La détention administrative dans l’État de Jammu-et-Cachemire, en Inde

Les forces de sécurité veillent à l'application d'un couvre-feu à Lal Chowk, Srinagar, Inde, septembre 2008.

Les forces de sécurité veillent à l'application d'un couvre-feu à Lal Chowk, Srinagar, Inde, septembre 2008.

© Shome Basu


Pendant des dizaines d'années, la région du Cachemire a été une source de conflits dans l'Asie du Sud. Depuis 1989, des mouvements populaires et des soulèvements armés ont lieu pour l'indépendance. Les groupes armés attaquent les forces de sécurité aussi bien que les civils. Si le gouvernement de l'État de Jammu-et-Cachemire a le droit et le devoir de protéger sa population de la violence, il doit ce faisant respecter le droit international relatif aux droits humains et les normes connexes.

Une « loi du non-droit »

Ces deux dernières décennies, le gouvernement de Jammu-et-Cachemire a placé entre 8 000 et 20 000 personnes en détention administrative sans inculpation ni jugement au nom de la Loi relative à la sécurité publique (PSA).
La PSA viole le droit international relatif aux droits humains et les normes connexes, car elle permet d'arrêter des personnes sur des bases extrêmement larges et vagues.
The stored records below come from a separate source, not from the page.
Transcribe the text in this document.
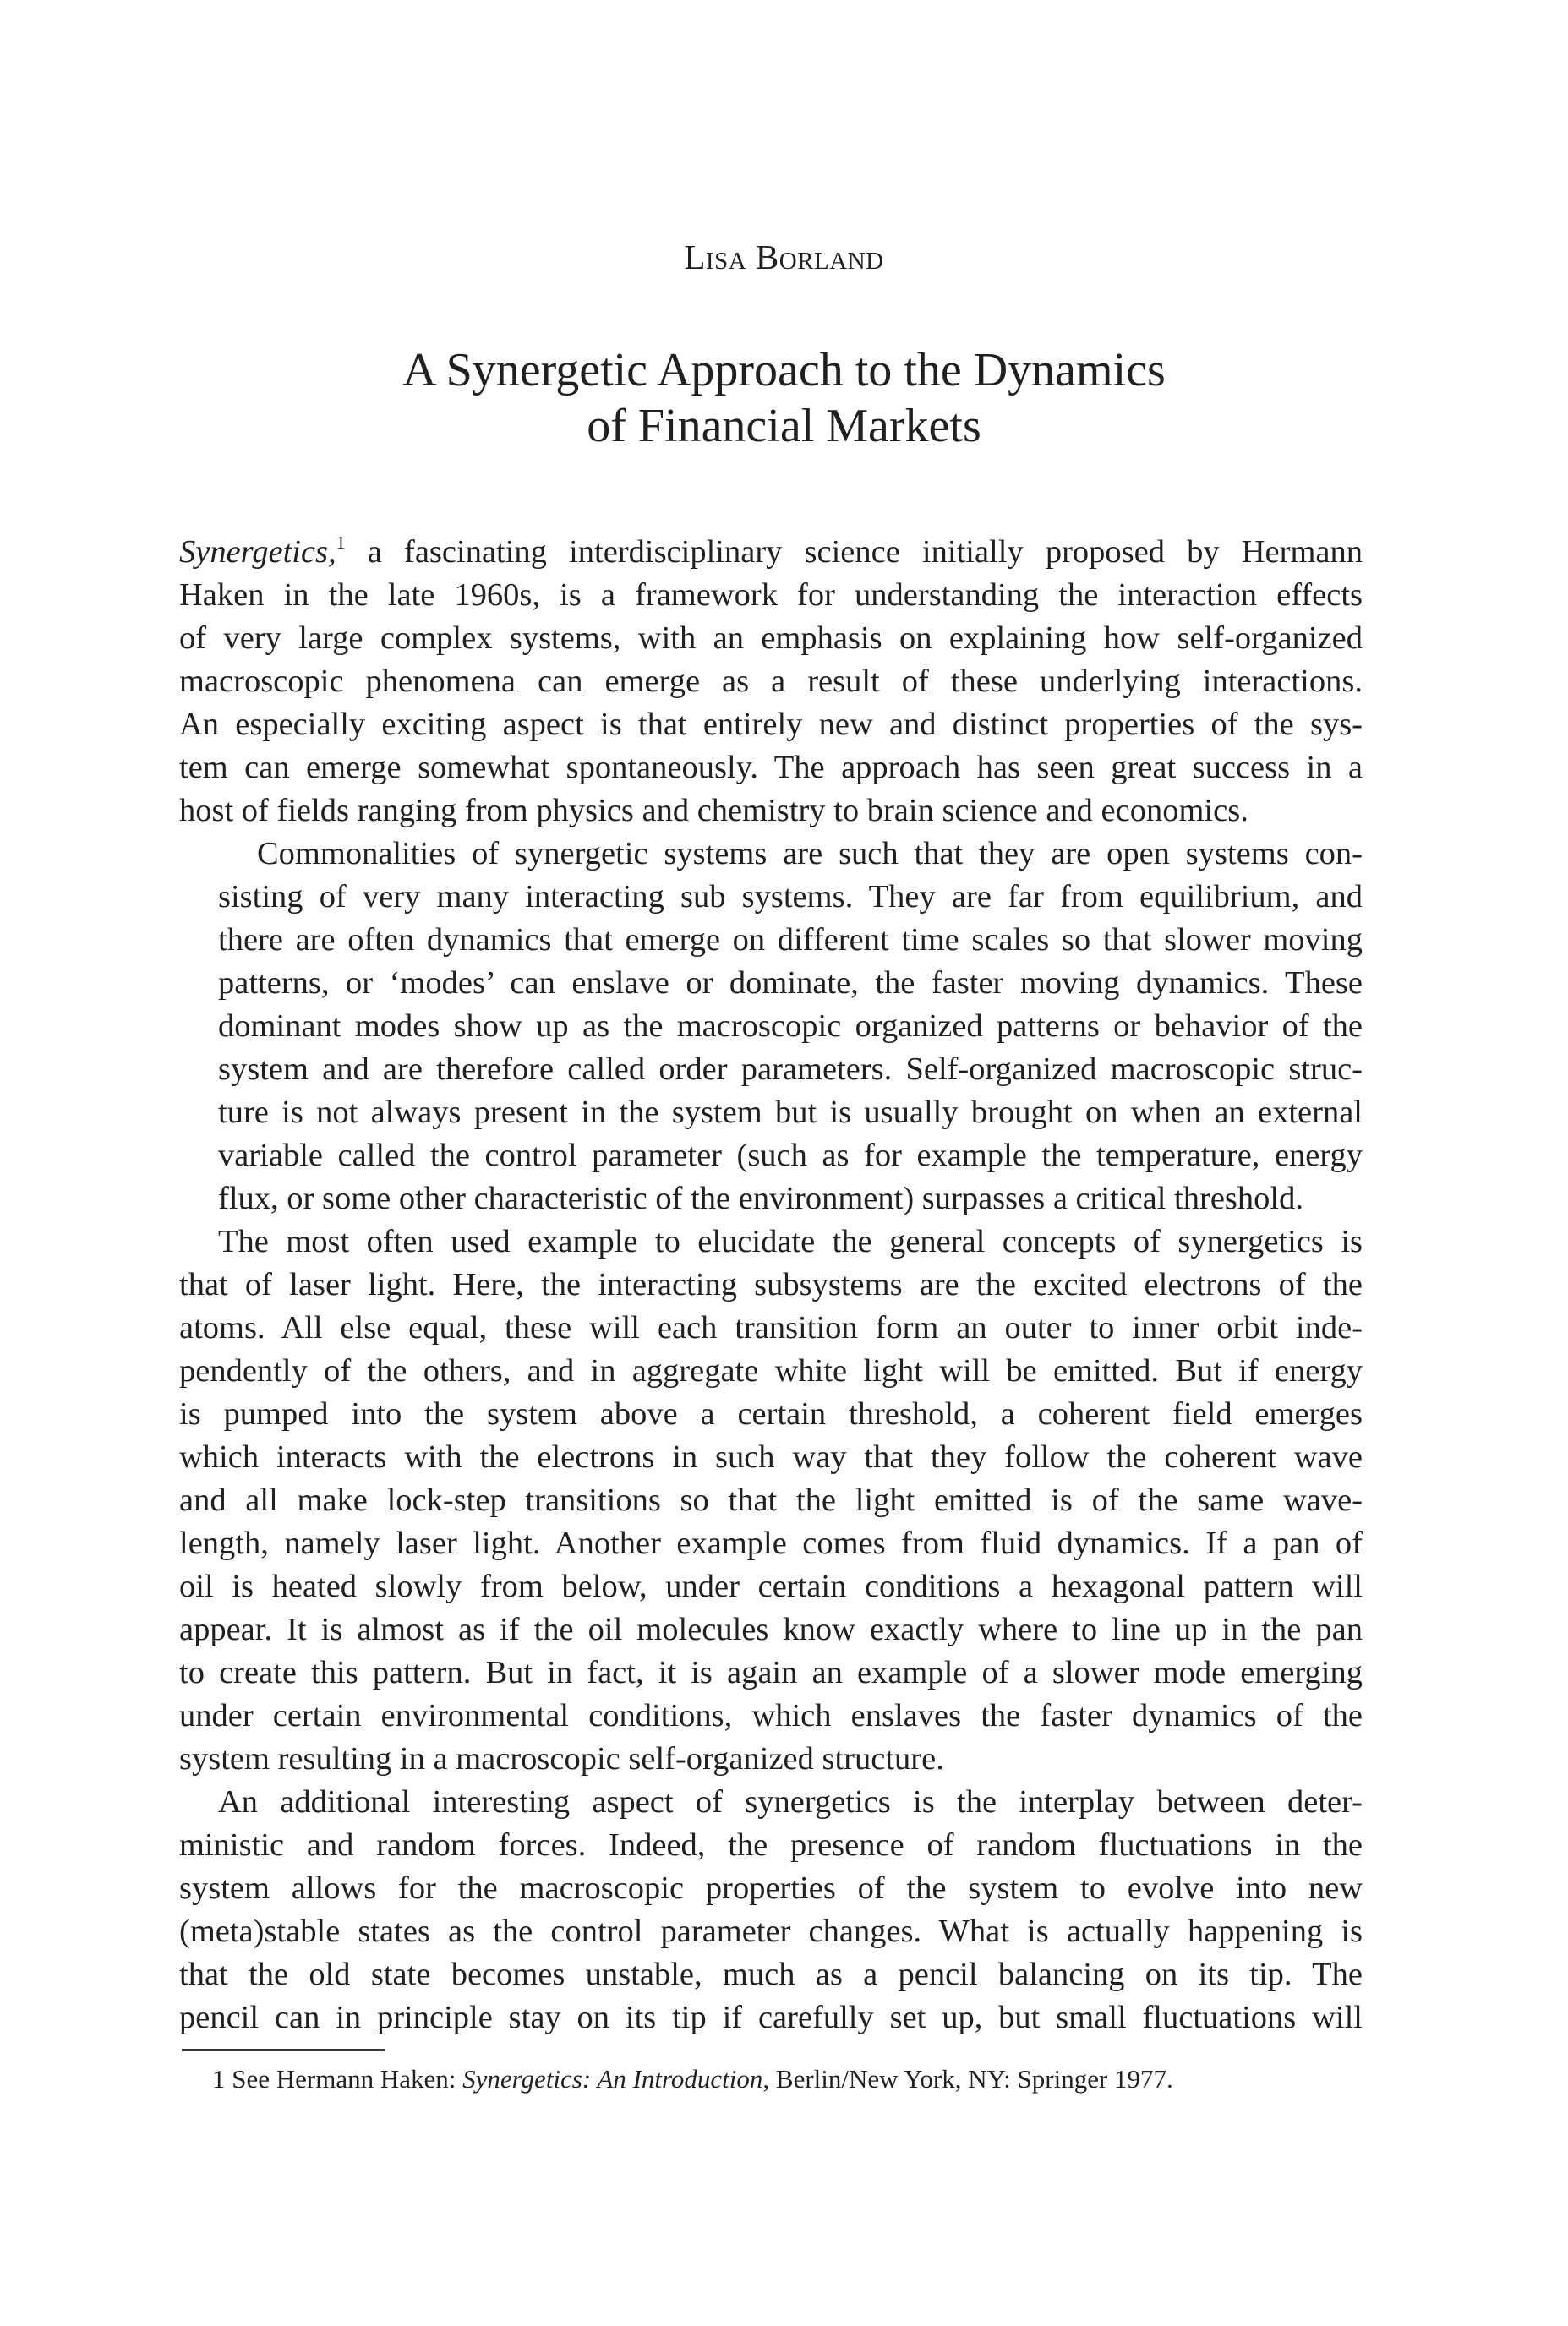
Lisa Borland
A Synergetic Approach to the Dynamics
of Financial Markets

Synergetics,$^1$ a fascinating interdisciplinary science initially proposed by Hermann
Haken in the late 1960s, is a framework for understanding the interaction effects
of very large complex systems, with an emphasis on explaining how self-organized
macroscopic phenomena can emerge as a result of these underlying interactions.
An especially exciting aspect is that entirely new and distinct properties of the sys-
tem can emerge somewhat spontaneously. The approach has seen great success in a
host of fields ranging from physics and chemistry to brain science and economics.

Commonalities of synergetic systems are such that they are open systems con-
sisting of very many interacting sub systems. They are far from equilibrium, and
there are often dynamics that emerge on different time scales so that slower moving
patterns, or ‘modes’ can enslave or dominate, the faster moving dynamics. These
dominant modes show up as the macroscopic organized patterns or behavior of the
system and are therefore called order parameters. Self-organized macroscopic struc-
ture is not always present in the system but is usually brought on when an external
variable called the control parameter (such as for example the temperature, energy
flux, or some other characteristic of the environment) surpasses a critical threshold.

The most often used example to elucidate the general concepts of synergetics is
that of laser light. Here, the interacting subsystems are the excited electrons of the
atoms. All else equal, these will each transition form an outer to inner orbit inde-
pendently of the others, and in aggregate white light will be emitted. But if energy
is pumped into the system above a certain threshold, a coherent field emerges
which interacts with the electrons in such way that they follow the coherent wave
and all make lock-step transitions so that the light emitted is of the same wave-
length, namely laser light. Another example comes from fluid dynamics. If a pan of
oil is heated slowly from below, under certain conditions a hexagonal pattern will
appear. It is almost as if the oil molecules know exactly where to line up in the pan
to create this pattern. But in fact, it is again an example of a slower mode emerging
under certain environmental conditions, which enslaves the faster dynamics of the
system resulting in a macroscopic self-organized structure.

An additional interesting aspect of synergetics is the interplay between deter-
ministic and random forces. Indeed, the presence of random fluctuations in the
system allows for the macroscopic properties of the system to evolve into new
(meta)stable states as the control parameter changes. What is actually happening is
that the old state becomes unstable, much as a pencil balancing on its tip. The
pencil can in principle stay on its tip if carefully set up, but small fluctuations will

1 See Hermann Haken: Synergetics: An Introduction, Berlin/New York, NY: Springer 1977.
L'application de la PSA est souvent arbitraire, et de nombreuses personnes ont été détenues sans avoir commis une infraction reconnue. Figurent au nombre de ces détenus des dirigeants et des militants politiques, des membres ou sympathisants présumés de groupes d’opposition armés, des avocats, des journalistes et des manifestants, parmi lesquels des mineurs. Souvent, ils sont dans un premier temps arrêtés pour un interrogatoire « officieux », période pendant laquelle ils n’ont pas la possibilité de s’entretenir avec un avocat ni avec leur famille.

Les personnes privées de liberté en vertu de cette loi sont susceptibles de passer jusqu’à deux ans en détention. En outre, les autorités de Jammu-et-Cachemire contrent systématiquement les ordonnances de libération émises par la haute cour en faveur de personnes incarcérées illégalement, en délivrant immédiatement après des ordonnances de placement en détention. De nombreuses personnes se retrouvent ainsi piégées dans un cycle de détentions qui peut durer plusieurs années.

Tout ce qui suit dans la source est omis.